Он вернулся в большую комнату и стал ходить из угла в угол. Задерживался у широкого балконного окна, стоял недолгое время перед ним, жмурясь от снежной заоконной яркости, что-то ему напоминавшей, чем-то тревожившей, и снова отступал в глубь комнаты — от яркости и напоминаний. В конце концов оказался перед тумбочкой, на которой стоял телефон, и набрал номер своего участка.
— Сапожников слушает, — ответил ему старший прораб.
— Юры там нет? — спросил Николай Васильевич, не зная, о чем бы еще мог он спросить Сапожникова.
— Ушел на блоки.
— Значит, бетон идет?
— Порядок в войсках, Николай Васильевич! Вахту держим.
Николай Васильевич еще немного подержал трубку возле уха и положил ее, ничего не добавив. Когда идет бетон, не о чем говорить и вроде бы не о чем беспокоиться.
Юра Густов, старший сын Николая Васильевича и старший прораб второго строительного участка (в здешних деловых бумагах — СУ-2), каждый новый день встречал в добром и бодром настроении. Быстро поднимался, быстро, не очень замечая, что ему подано, завтракал, говорил матери спасибо и выбегал на улицу, а там — прямой дорогой к автобусу. Здоровался по пути со знакомыми ребятами, и если они шли в хорошем темпе — присоединялся к ним, если же «ползли» — обгонял. Он как будто постоянно спешил или куда-то опаздывал, хотя на самом деле время у него бывало рассчитано точно, и он почти никогда никуда не опаздывал. Просто исповедовал современный стиль жизни, в котором на первое место ставил энергичность и точность.
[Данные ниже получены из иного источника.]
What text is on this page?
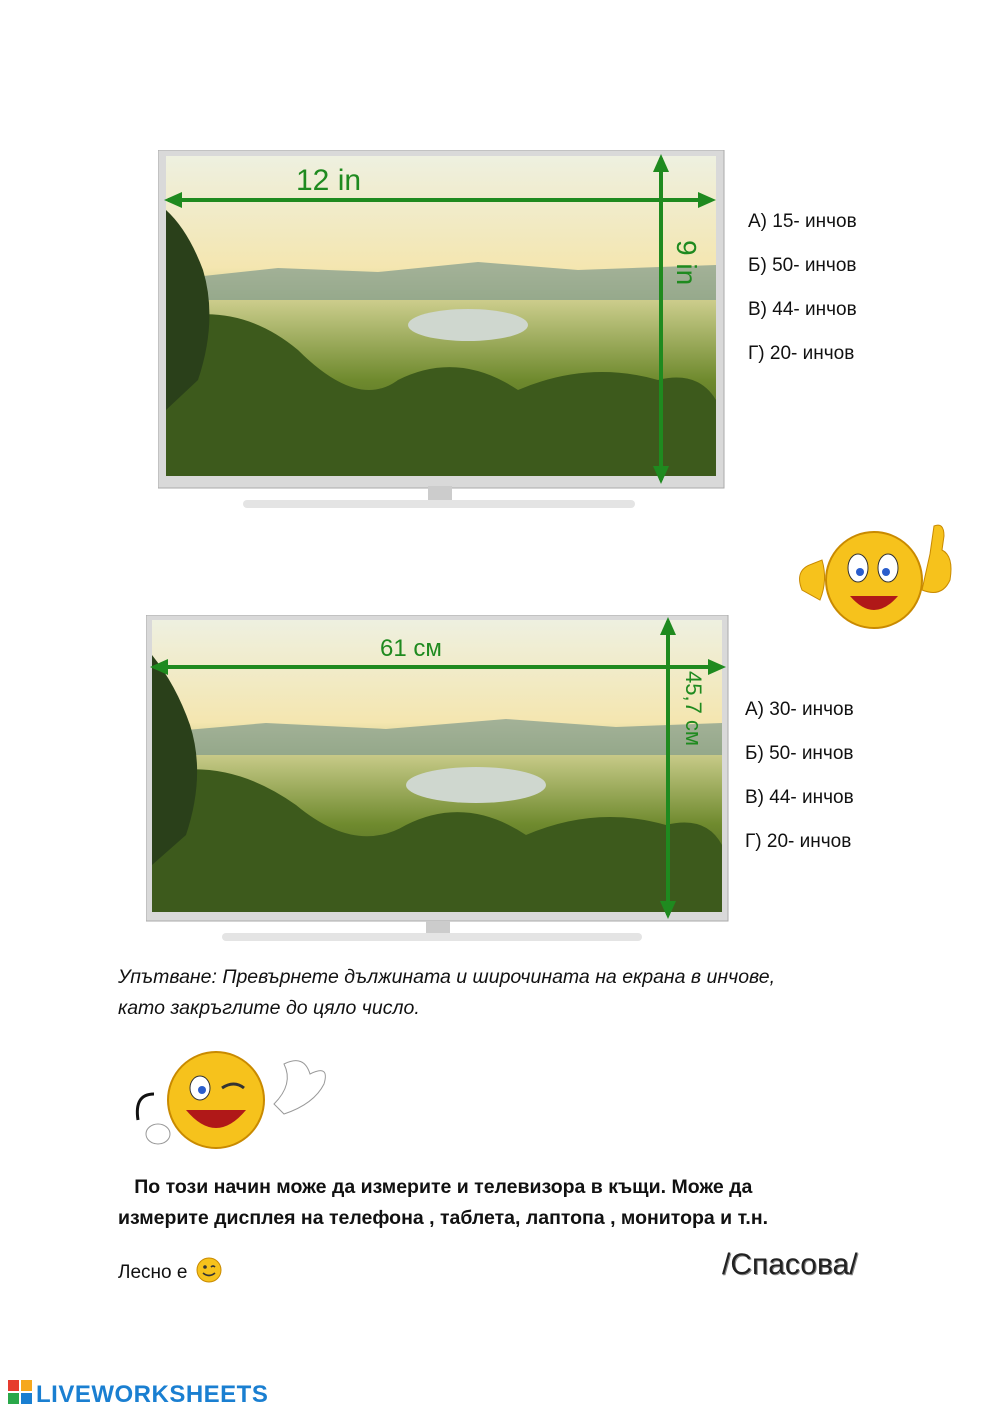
12 in
9 in
А) 15- инчов
Б) 50- инчов
В) 44- инчов
Г) 20- инчов
61 см
45,7 см А) 30- инчов
Б) 50- инчов
В) 44- инчов
Г) 20- инчов
Упътване: Превърнете дължината и широчината на екрана в инчове,
като закръглите до цяло число.
По този начин може да измерите и телевизора в къщи. Може да
измерите дисплея на телефона , таблета, лаптопа , монитора и т.н.
Лесно е	/Спасова/
LIVEWORKSHEETS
В этот день Юра и встал, и позавтракал, и выбежал из дому в своем привычном темпе, в свой обычный час. На улице он не удивился весенней метели (уже видел ее из окна) и не испугался ветра. Ему даже нравилось ходить против ветра, ощущая на лице упругий шлифующий напор его. И в метель он не прятался под крышу, ко всякой погоде относился спокойно и терпимо: наверно, и такая нужна! Кроме того, он считал, что сибиряку не пристало на что-нибудь жаловаться, а уж на погоду — тем более. Этот принцип хорошо помогал ему и в армии, и во всей жизни, и на нынешней работе, проходившей в основном на открытом воздухе.
Он, собственно, сам и выбрал ее, такую.